You know, Tejaswee, I started doodling so much in class my notebook has started looking like a scrap book. I’d be happy if I’m even half as amazing an artist as you, but I am getting there and it’s all because of you and your inspiration. I never thought that caricature you made of me would be so precious to me and it very much is my favourite sketch anyone’s ever made of me.
She was usually late to class. Most of the time she would enter panting, because of running from the gate to class. She would usually stand at the door and flash that million dollar smile and no teacher would ever say anything to her. And the best part was she was never scared of what could happen or what our teachers would say.
She would go around petting stray animals and she’d always give water and food to a homeless dog outside our college. Most people thought that dog was ferocious, but she was never bothered about what people thought and she never got scared if she wanted to do something good. Tejaswee Rao did not know fear.
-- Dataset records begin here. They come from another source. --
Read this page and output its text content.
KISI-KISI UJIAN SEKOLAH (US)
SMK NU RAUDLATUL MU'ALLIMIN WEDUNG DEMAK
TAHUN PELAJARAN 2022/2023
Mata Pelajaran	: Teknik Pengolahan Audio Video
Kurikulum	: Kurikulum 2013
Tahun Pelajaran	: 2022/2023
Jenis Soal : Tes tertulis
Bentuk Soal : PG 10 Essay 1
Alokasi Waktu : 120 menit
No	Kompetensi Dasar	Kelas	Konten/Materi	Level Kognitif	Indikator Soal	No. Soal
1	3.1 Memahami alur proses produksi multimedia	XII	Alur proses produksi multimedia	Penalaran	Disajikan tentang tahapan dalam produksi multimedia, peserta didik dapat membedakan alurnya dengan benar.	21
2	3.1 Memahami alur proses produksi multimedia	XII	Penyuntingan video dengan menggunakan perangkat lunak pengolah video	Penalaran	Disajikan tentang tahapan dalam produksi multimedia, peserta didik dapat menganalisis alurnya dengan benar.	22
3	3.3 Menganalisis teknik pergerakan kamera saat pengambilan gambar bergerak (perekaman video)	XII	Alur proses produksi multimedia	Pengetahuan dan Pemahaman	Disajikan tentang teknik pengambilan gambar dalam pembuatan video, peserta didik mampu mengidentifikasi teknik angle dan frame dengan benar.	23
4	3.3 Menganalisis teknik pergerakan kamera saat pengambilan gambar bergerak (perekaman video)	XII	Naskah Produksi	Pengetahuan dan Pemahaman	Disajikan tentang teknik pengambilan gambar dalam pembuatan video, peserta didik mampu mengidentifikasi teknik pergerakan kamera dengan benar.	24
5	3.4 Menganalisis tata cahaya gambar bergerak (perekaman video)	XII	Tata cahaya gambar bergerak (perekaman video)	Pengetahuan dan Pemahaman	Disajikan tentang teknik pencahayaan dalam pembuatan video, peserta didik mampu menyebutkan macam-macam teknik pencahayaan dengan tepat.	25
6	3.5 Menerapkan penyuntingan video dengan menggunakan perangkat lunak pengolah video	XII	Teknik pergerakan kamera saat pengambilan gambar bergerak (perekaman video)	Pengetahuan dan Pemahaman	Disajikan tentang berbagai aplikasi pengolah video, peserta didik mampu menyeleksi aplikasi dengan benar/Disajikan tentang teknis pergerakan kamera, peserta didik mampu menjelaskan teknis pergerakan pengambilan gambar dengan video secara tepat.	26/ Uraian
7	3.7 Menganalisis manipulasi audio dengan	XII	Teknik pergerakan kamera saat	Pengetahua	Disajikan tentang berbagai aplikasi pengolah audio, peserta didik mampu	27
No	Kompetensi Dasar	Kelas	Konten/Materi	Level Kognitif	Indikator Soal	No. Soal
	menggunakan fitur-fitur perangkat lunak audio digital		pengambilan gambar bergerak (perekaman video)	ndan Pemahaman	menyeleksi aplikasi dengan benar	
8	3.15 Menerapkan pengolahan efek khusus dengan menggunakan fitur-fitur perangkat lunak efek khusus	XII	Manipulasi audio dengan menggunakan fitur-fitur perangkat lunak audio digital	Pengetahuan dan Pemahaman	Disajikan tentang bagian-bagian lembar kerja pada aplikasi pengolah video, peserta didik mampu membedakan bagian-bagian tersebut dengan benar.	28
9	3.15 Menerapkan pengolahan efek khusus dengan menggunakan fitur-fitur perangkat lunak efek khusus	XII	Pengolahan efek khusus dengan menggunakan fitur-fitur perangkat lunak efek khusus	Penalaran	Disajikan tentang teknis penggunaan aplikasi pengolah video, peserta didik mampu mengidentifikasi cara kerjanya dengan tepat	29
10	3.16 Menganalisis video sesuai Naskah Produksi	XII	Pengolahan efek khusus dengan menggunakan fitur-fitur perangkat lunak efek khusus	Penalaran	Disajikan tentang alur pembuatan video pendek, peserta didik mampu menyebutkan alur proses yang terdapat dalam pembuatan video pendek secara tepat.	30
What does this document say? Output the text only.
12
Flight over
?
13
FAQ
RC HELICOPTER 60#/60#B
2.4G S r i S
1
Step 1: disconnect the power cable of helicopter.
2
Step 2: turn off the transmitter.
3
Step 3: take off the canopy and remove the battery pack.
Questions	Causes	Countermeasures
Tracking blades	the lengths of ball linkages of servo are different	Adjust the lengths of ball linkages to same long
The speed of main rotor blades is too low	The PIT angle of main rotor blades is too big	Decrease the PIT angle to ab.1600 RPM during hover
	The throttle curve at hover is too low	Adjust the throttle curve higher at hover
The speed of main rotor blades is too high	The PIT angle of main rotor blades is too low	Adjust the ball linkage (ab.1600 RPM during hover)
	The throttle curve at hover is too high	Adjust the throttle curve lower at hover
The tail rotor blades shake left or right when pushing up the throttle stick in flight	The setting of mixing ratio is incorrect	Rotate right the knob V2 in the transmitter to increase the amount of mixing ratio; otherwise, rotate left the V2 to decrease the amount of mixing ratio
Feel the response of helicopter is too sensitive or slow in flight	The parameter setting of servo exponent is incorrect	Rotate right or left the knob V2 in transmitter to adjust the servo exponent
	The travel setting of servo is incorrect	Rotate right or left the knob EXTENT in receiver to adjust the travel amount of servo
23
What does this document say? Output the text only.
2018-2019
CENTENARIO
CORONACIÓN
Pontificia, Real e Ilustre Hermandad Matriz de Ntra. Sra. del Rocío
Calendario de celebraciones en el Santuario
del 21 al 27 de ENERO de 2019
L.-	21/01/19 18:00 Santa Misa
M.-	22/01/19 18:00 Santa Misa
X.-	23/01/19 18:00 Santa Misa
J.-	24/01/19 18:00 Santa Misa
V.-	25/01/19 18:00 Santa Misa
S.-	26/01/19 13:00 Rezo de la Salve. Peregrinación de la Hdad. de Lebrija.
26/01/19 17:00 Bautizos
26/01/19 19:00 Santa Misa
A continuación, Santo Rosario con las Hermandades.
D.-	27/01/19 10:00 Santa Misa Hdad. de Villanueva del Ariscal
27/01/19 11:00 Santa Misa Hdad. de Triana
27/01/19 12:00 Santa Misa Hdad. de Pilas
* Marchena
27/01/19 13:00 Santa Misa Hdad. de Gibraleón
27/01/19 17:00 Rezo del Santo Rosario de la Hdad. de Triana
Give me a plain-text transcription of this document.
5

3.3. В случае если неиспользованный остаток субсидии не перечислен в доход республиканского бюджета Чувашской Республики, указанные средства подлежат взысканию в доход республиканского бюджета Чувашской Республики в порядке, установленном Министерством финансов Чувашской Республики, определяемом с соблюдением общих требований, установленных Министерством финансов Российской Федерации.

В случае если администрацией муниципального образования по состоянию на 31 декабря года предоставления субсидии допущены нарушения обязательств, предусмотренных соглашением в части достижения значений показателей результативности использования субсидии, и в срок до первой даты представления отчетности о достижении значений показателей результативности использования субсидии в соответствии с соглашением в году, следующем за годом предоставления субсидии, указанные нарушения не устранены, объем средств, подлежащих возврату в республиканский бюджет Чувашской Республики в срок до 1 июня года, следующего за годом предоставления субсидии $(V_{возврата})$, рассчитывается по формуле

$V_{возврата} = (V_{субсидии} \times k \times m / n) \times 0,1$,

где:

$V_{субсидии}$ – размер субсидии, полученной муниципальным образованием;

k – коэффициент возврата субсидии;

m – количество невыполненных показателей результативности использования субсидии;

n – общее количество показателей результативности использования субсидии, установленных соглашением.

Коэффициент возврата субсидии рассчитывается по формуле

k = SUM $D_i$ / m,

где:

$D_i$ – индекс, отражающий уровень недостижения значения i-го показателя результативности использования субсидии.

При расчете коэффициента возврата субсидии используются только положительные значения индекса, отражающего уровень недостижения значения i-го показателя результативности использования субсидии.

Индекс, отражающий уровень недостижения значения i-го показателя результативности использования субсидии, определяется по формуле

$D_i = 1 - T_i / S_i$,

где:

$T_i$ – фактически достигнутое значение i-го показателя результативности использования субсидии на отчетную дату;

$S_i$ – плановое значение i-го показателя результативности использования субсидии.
I know you’re listening, and your gloating, sitting somewhere around here. But you have really taught me to be brave. I’m not afraid any more, of what could happen, or would happen. I’m not afraid of consequences. I listen to my heart. It seems like you’re telling me to do things. It seems like I have this guiding force above me which is looking out for me, and I know it’s you. I’ve learnt to be more honest and I’ve learnt to be strong, just the way you were.
I walk in late to class and tell the teacher I overslept. I pet stray dogs and I even have started liking cats. I made friends with your cat, Puppy. Your mom told me it was very unlikely of Puppy to get along with anyone, but maybe you did rub off on me, and your aura can be sensed by Puppy.
I’ve seen many people dress up for college. Seen people try too hard or not try at all. But Tejaswee Rao, was just effortlessly a walking fashion statement no matter what she wore. I’d never seen so many colours on someone at once, and never carrying it off as well as her. Sometimes she wore an orange trench coat, a turquoise muffler, purple trousers, and held her pink camera in her hand all at the same time and still looked as beautiful as ever. And the colours? Well Tejaswee just made all of them look good together. I guess she was the only person I knew who could piece together two of her favourite colours like orange and blue and make it look so beautiful.
Don’t know how you did it, Tejaswee. But you just made the colours look good. A few weeks ago I went shopping with my aunt. And there were so many things around me that reminded me of you. I didn’t think twice before buying any of the bright coloured things I did, but I just went ahead and bought them because sometimes, it just seems like you’re telling me to do things.
The colours around you looked best on you but you’ve inspired many to be as bold as you were. And I am one of those people. There is more colour around me now. And I know where it’s coming from. You’ve taught me to be myself and not be afraid to show the world who I really am. You’ve taught me to not fear being judged.
You’ve brought much more in my life than beautiful friendship, Tejaswee. You’ve influenced me in so many ways and you’ve taught me so much in this lifetime. You were more than a friend to me. You were like a sister.
Tejaswee, you will always have that special place in my heart. And for me you’ll always be the girl who changed me and that girl who brought colour in my life.
I will always love you, Tejaswee and we’ll forever celebrate this day as the birth of a beautiful person and the greatest person I’ve known that even lived, and one who will live in our hearts forever more.
The first and the last time that I saw her were both in a medical room. God does work in the most unusual ways. Being with her made me realise that not only does God chose your beloved but he also chooses your friends before hand, and you are destined to meet that special person somehow. And meeting this special girl, my best friend, Tejaswee, was my destiny.